There is a new piece of research from the Commonwealth Fund, an independent, non-profit body. In 2007, it carried out a detailed survey among 2,600 people aged between 19 and 64. When their coverage was analysed, 20% were found significantly underinsured. Why was this happening? Because they were already spending more than 10% of their income on health coverage, whether as premiums, deductibles or both. When the underinsured were added to the uninsured, this represented 42% of adult Americans. Like the uninsured, this forces the underinsured to think twice before they have treatment with more than half either refusing treatment or struggling with debt because of treatment.

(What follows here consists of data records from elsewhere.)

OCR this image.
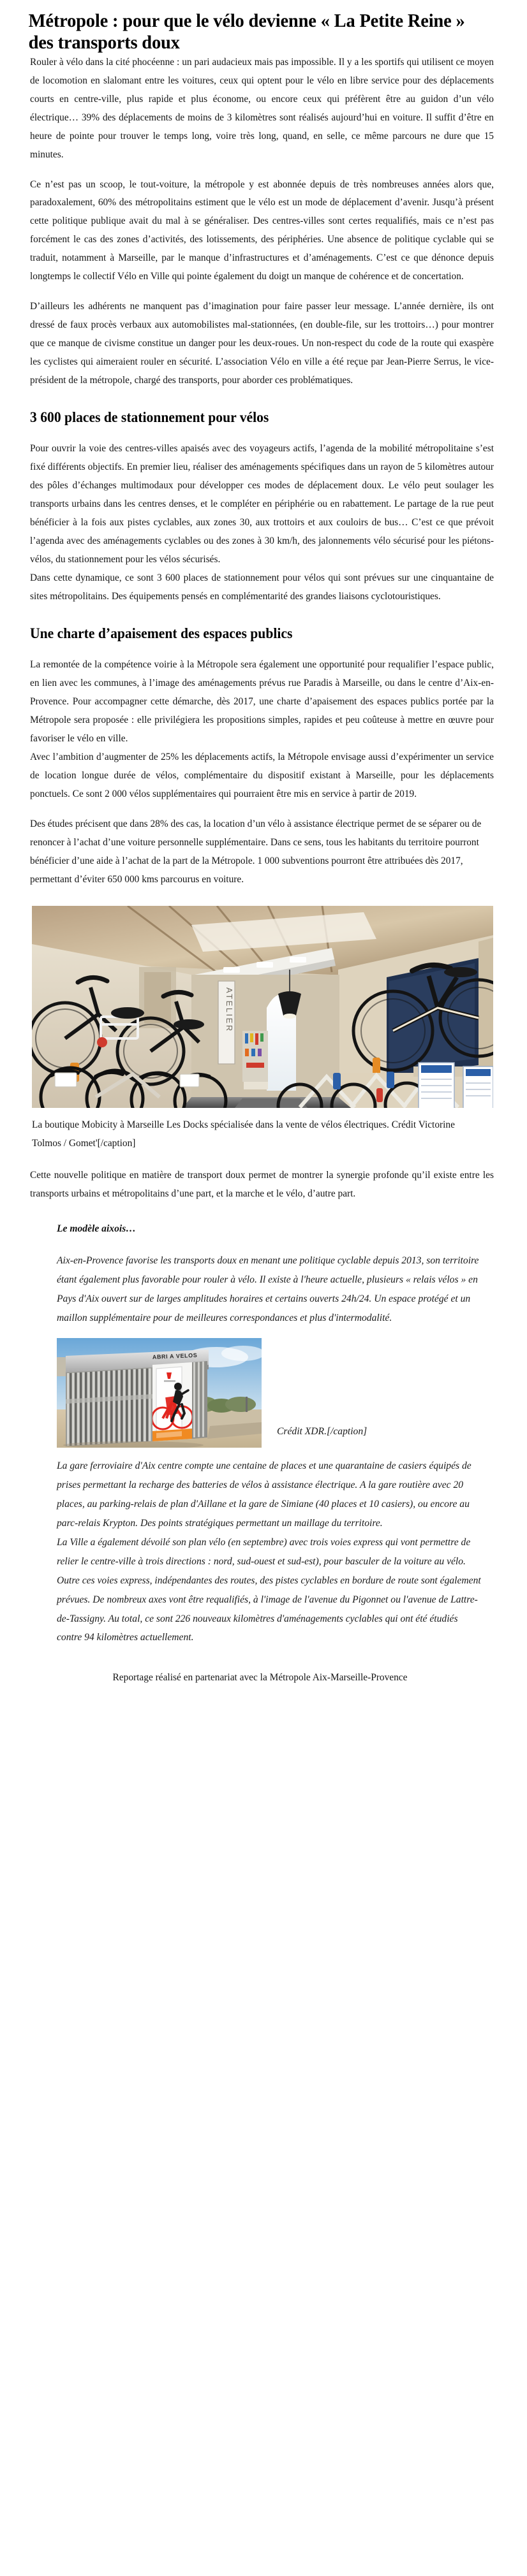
Métropole : pour que le vélo devienne « La Petite Reine » des transports doux

Rouler à vélo dans la cité phocéenne : un pari audacieux mais pas impossible. Il y a les sportifs qui utilisent ce moyen de locomotion en slalomant entre les voitures, ceux qui optent pour le vélo en libre service pour des déplacements courts en centre-ville, plus rapide et plus économe, ou encore ceux qui préfèrent être au guidon d’un vélo électrique… 39% des déplacements de moins de 3 kilomètres sont réalisés aujourd’hui en voiture. Il suffit d’être en heure de pointe pour trouver le temps long, voire très long, quand, en selle, ce même parcours ne dure que 15 minutes.

Ce n’est pas un scoop, le tout-voiture, la métropole y est abonnée depuis de très nombreuses années alors que, paradoxalement, 60% des métropolitains estiment que le vélo est un mode de déplacement d’avenir. Jusqu’à présent cette politique publique avait du mal à se généraliser. Des centres-villes sont certes requalifiés, mais ce n’est pas forcément le cas des zones d’activités, des lotissements, des périphéries. Une absence de politique cyclable qui se traduit, notamment à Marseille, par le manque d’infrastructures et d’aménagements. C’est ce que dénonce depuis longtemps le collectif Vélo en Ville qui pointe également du doigt un manque de cohérence et de concertation.

D’ailleurs les adhérents ne manquent pas d’imagination pour faire passer leur message. L’année dernière, ils ont dressé de faux procès verbaux aux automobilistes mal-stationnées, (en double-file, sur les trottoirs…) pour montrer que ce manque de civisme constitue un danger pour les deux-roues. Un non-respect du code de la route qui exaspère les cyclistes qui aimeraient rouler en sécurité. L’association Vélo en ville a été reçue par Jean-Pierre Serrus, le vice-président de la métropole, chargé des transports, pour aborder ces problématiques.

3 600 places de stationnement pour vélos

Pour ouvrir la voie des centres-villes apaisés avec des voyageurs actifs, l’agenda de la mobilité métropolitaine s’est fixé différents objectifs. En premier lieu, réaliser des aménagements spécifiques dans un rayon de 5 kilomètres autour des pôles d’échanges multimodaux pour développer ces modes de déplacement doux. Le vélo peut soulager les transports urbains dans les centres denses, et le compléter en périphérie ou en rabattement. Le partage de la rue peut bénéficier à la fois aux pistes cyclables, aux zones 30, aux trottoirs et aux couloirs de bus… C’est ce que prévoit l’agenda avec des aménagements cyclables ou des zones à 30 km/h, des jalonnements vélo sécurisé pour les piétons-vélos, du stationnement pour les vélos sécurisés.

Dans cette dynamique, ce sont 3 600 places de stationnement pour vélos qui sont prévues sur une cinquantaine de sites métropolitains. Des équipements pensés en complémentarité des grandes liaisons cyclotouristiques.

Une charte d’apaisement des espaces publics

La remontée de la compétence voirie à la Métropole sera également une opportunité pour requalifier l’espace public, en lien avec les communes, à l’image des aménagements prévus rue Paradis à Marseille, ou dans le centre d’Aix-en-Provence. Pour accompagner cette démarche, dès 2017, une charte d’apaisement des espaces publics portée par la Métropole sera proposée : elle privilégiera les propositions simples, rapides et peu coûteuse à mettre en œuvre pour favoriser le vélo en ville.

Avec l’ambition d’augmenter de 25% les déplacements actifs, la Métropole envisage aussi d’expérimenter un service de location longue durée de vélos, complémentaire du dispositif existant à Marseille, pour les déplacements ponctuels. Ce sont 2 000 vélos supplémentaires qui pourraient être mis en service à partir de 2019.

Des études précisent que dans 28% des cas, la location d’un vélo à assistance électrique permet de se séparer ou de renoncer à l’achat d’une voiture personnelle supplémentaire. Dans ce sens, tous les habitants du territoire pourront bénéficier d’une aide à l’achat de la part de la Métropole. 1 000 subventions pourront être attribuées dès 2017, permettant d’éviter 650 000 kms parcourus en voiture.

ATELIER
La boutique Mobicity à Marseille Les Docks spécialisée dans la vente de vélos électriques. Crédit Victorine Tolmos / Gomet'[/caption]

Cette nouvelle politique en matière de transport doux permet de montrer la synergie profonde qu’il existe entre les transports urbains et métropolitains d’une part, et la marche et le vélo, d’autre part.

Le modèle aixois…

Aix-en-Provence favorise les transports doux en menant une politique cyclable depuis 2013, son territoire étant également plus favorable pour rouler à vélo. Il existe à l'heure actuelle, plusieurs « relais vélos » en Pays d'Aix ouvert sur de larges amplitudes horaires et certains ouverts 24h/24. Un espace protégé et un maillon supplémentaire pour de meilleures correspondances et plus d'intermodalité.

ABRI A VELOS
Crédit XDR.[/caption]

La gare ferroviaire d'Aix centre compte une centaine de places et une quarantaine de casiers équipés de prises permettant la recharge des batteries de vélos à assistance électrique. A la gare routière avec 20 places, au parking-relais de plan d'Aillane et la gare de Simiane (40 places et 10 casiers), ou encore au parc-relais Krypton. Des points stratégiques permettant un maillage du territoire.

La Ville a également dévoilé son plan vélo (en septembre) avec trois voies express qui vont permettre de relier le centre-ville à trois directions : nord, sud-ouest et sud-est), pour basculer de la voiture au vélo. Outre ces voies express, indépendantes des routes, des pistes cyclables en bordure de route sont également prévues. De nombreux axes vont être requalifiés, à l'image de l'avenue du Pigonnet ou l'avenue de Lattre-de-Tassigny. Au total, ce sont 226 nouveaux kilomètres d'aménagements cyclables qui ont été étudiés contre 94 kilomètres actuellement.

Reportage réalisé en partenariat avec la Métropole Aix-Marseille-Provence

In the push for healthcare reform, the focus has been on the uninsured. But this fails to recognize the injustice suffered by the underinsured. No one should be forced to choose between refusing needed treatment and potential bankruptcy. It is therefore going to be an interesting year in prospect as the reform slowly comes into force. Both the poor and the middle class need access to cheap health insurance with reasonably comprehensive coverage. This will further squeeze the insurance industry because it will be denied the right to refuse coverage to those with pre-existing conditions and will be forced to establish group health insurance for those who have struggled to find affordable plans. In all of this, the key to success will be the ability of government and the insurers to impose more control over costs. President Obama has negotiated with the pharmaceutical industry and there is some agreement to hold down prices for those in Medicare and Medicaid. The for-profit healthcare industry also sees some self-interest in moderating its price increases and has given undertakings to the Administration. If some of the pressure is removed from the insurance industry, premium rates will stabilize and the reforms should offer a more fair system to all with a health plan. We can only hope for the best while we wait and see what happens.